(Closed) REALLY NEED SOME ADVICE! –

posted 6 years ago in Bridesmaids
Post # 3
Member
276 posts
Helper bee
  • Wedding: October 2012

OMG, no. I cant even believe that if you were an important person to her she would treat you like that! thats reallly rude of her. Anyone that I ask to be part of my wedding party i actually am prepared to foot the bill since I am asking this of them. So far it hasnt been needed but to be uninvited b/c of that? cut your losses girl. I can be a bridezilla at times, but never a witch to my friends.

Post # 3
Member
6248 posts
Bee Keeper
  • Wedding: August 1900

No bride should make their Bridesmaids broke. Sorry you’re going through this.

Post # 4
Member
190 posts
Blushing bee
  • Wedding: August 2012

You are in the right. 

A bride should never do that to her bridal party. I cant imagine her being a very good friend if she doesn’t understand the situation. 

 

Post # 5
Member
1576 posts
Bumble bee
  • Wedding: October 2012

Two of my BMs arestill  in college and do not have much money. I am buying their jewelry, dresses and bouquets. They are doing their own hair and make-up. The only money they have to spend is gas to get to the ceremony.

 

It totally BITES what your friend has done!

Post # 6
Member
7694 posts
Bumble Beekeeper

I’m very sorry.  The real reason to ask people to be in your wedding party, is so they can decide if it is something they can take on.  So I empathize with you!  You are being truthful, and the bride to be appears to be taking it personally at the very least.

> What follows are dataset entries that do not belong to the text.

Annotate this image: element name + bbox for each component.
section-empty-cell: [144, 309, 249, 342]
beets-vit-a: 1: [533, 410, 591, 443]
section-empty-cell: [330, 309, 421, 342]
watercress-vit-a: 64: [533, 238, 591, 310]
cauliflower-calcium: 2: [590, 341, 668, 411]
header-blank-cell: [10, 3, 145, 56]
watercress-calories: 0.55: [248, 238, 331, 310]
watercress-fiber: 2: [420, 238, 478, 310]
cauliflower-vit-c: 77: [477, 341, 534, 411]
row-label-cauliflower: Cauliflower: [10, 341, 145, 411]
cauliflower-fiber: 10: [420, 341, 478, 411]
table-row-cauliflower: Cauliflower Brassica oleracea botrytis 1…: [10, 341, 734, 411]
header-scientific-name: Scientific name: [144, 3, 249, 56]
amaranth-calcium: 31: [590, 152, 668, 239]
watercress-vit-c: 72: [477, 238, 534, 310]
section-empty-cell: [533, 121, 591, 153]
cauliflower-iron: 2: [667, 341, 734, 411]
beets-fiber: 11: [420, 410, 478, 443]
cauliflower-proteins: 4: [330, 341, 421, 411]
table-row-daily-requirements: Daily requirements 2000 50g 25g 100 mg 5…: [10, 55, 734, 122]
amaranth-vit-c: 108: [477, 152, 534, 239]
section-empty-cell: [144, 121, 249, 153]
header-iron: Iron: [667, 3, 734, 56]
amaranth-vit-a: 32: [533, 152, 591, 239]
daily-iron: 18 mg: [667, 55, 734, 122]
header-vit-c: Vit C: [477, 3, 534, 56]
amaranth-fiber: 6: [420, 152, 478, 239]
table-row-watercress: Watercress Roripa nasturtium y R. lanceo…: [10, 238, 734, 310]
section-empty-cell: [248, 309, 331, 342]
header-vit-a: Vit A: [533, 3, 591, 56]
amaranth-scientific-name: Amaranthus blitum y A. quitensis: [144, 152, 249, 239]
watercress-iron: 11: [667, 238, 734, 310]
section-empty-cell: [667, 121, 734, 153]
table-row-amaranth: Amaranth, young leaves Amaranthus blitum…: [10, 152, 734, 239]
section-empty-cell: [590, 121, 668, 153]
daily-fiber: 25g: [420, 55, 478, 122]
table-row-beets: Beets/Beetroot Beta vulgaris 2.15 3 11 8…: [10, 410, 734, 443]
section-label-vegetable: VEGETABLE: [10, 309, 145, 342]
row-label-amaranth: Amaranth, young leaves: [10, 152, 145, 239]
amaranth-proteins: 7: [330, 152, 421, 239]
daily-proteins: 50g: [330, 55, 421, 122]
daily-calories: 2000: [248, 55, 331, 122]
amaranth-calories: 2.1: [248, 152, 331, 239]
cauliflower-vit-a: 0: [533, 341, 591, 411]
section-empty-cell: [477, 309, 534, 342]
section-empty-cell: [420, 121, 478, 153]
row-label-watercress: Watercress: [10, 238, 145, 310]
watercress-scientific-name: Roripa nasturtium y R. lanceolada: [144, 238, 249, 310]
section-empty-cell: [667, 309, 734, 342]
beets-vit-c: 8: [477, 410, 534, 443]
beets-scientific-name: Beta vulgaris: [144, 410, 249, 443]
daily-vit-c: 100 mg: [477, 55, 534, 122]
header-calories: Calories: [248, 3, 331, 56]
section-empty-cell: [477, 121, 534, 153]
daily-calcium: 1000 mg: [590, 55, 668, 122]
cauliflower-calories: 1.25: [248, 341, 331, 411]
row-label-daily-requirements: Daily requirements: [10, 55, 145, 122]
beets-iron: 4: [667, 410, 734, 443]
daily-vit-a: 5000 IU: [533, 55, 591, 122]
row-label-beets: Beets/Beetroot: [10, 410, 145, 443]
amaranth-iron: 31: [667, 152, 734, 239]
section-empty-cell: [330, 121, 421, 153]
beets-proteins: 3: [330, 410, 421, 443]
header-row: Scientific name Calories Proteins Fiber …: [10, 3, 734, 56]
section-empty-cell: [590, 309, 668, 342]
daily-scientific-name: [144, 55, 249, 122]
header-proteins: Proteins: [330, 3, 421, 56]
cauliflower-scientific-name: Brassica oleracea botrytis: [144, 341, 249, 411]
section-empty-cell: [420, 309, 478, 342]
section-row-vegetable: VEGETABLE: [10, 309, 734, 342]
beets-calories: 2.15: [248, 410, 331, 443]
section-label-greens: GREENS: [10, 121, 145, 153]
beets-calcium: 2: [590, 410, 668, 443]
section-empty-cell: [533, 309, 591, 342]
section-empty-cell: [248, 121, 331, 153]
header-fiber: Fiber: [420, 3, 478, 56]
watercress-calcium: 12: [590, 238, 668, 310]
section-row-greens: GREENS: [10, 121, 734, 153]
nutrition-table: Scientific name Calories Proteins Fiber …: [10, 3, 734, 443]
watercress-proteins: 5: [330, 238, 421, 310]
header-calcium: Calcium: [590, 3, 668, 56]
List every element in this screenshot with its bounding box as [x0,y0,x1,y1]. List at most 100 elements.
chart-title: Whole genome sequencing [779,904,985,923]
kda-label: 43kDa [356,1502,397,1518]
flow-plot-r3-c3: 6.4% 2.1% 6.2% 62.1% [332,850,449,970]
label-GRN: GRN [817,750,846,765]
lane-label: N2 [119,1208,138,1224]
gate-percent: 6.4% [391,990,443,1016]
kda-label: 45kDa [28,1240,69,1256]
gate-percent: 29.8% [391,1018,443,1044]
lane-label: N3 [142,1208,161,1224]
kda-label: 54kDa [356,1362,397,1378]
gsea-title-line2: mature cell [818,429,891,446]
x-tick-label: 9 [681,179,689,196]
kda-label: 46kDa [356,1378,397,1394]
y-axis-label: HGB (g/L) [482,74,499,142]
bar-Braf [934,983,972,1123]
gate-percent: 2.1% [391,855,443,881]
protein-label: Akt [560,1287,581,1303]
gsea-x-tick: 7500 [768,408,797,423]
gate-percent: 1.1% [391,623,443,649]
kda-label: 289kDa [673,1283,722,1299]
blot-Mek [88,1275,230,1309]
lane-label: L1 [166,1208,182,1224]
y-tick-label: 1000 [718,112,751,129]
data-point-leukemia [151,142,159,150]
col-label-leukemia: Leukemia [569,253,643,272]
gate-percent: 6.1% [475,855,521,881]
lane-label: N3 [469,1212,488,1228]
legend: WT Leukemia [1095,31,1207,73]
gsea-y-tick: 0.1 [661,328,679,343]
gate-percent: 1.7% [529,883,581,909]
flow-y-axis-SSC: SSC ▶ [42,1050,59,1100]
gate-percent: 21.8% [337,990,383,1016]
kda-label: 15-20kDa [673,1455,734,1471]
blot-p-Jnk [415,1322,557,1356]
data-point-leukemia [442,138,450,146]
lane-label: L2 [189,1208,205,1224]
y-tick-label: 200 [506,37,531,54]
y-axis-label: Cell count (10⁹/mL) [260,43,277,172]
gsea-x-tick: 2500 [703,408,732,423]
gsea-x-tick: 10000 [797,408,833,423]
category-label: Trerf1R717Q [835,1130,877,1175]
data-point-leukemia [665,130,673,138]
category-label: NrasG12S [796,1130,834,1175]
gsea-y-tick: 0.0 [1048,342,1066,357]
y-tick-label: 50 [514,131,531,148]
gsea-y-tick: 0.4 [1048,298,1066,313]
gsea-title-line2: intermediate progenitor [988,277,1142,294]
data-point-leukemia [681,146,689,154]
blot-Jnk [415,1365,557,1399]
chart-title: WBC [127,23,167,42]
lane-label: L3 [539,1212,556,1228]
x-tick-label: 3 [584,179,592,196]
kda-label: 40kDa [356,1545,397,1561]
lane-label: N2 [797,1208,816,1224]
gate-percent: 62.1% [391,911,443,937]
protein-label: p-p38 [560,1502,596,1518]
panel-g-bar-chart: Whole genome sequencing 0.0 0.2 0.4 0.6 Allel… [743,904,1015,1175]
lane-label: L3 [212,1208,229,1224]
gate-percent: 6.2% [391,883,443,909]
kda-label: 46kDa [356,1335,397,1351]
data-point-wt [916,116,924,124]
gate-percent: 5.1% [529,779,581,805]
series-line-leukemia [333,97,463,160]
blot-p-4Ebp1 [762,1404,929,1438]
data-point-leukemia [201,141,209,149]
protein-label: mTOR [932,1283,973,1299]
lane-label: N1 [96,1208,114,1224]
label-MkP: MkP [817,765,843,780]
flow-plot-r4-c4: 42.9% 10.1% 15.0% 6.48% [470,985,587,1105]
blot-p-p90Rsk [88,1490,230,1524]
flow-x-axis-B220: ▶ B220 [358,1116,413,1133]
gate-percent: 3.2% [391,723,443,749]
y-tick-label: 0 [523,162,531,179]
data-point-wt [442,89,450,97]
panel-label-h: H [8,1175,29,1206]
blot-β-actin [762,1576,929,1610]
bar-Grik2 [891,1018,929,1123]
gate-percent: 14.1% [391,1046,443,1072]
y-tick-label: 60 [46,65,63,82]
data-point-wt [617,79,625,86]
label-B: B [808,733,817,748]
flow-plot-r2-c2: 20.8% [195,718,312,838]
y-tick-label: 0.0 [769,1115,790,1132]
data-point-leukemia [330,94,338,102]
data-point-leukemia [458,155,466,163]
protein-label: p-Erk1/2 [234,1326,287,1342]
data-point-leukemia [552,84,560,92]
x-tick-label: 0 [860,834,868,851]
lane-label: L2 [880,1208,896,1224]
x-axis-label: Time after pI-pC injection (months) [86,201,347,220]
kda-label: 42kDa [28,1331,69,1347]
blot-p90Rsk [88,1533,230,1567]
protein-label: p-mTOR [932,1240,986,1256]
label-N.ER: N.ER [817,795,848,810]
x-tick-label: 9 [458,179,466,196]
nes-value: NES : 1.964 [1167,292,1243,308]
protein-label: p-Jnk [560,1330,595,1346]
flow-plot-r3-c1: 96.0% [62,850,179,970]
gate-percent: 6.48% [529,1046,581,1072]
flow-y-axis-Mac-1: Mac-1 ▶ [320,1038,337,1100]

Perhaps you can put something in writing, about how you would love to continue to be in the wedding party, but at this time, you don’t think you can swing the cost of X, Y & Z.  Maybe she will understand with it being written?

Post # 7
Member
902 posts
Busy bee
  • Wedding: December 2012

What exactly is she wanting you to do that is so expensive?  I thought bridesmaid just buy the dress and show up presentable?

I mean is she one of them picky brides that want you to buy “this” jewelry, “these” shoes, get your hair done “this way”, and stuff like that?

Uninviting you to her wedding just because you can’t keep up with her high maintenance is very rude of her.  And if I was in your shoes I wouldn’t want to go to her wedding after being treated like that.  But that’s just me

Post # 8
Member
5423 posts
Bee Keeper
  • Wedding: November 2012

While I was in college my friend asked me to be her bridesmaid.  She also moved to texas.  I told her it was too much and I just couldnt afford it since I had to fly too.   She understood. 

You were not rude one bit

Post # 9
Member
46333 posts
Honey Beekeeper
  • Wedding: November 1999

You did the RIGHT thing by asking to step down if she was continually making demands that you couldn’t afford.

She did the WRONG thing by telling you she doesn’t want you at the wedding.

This is a “FRIEND” you don’t need.

Post # 10
Member
2999 posts
Sugar bee
  • Wedding: May 2013

You’ve done nothing wrong, dear. She should have been more considerate of your situation.

Post # 11
Member
2053 posts
Buzzing bee
  • Wedding: October 2011

@Shans16:  You didn’t do anything wrong. Good of you to be upfront with her, to be in communication with her regularly about your needs in a timely manner so that she could either help you or make other arrangements. It is almost as though she purposely was trying to squeeze you out of the bridal party by ignoring your needs, hoping you would ask to step down so she’d have an excuse to boot you out of the wedding altogether. Blech. That is really a shame but you did the right thing. I’m curious to know what her monetary demands were of you as a bridesmaid.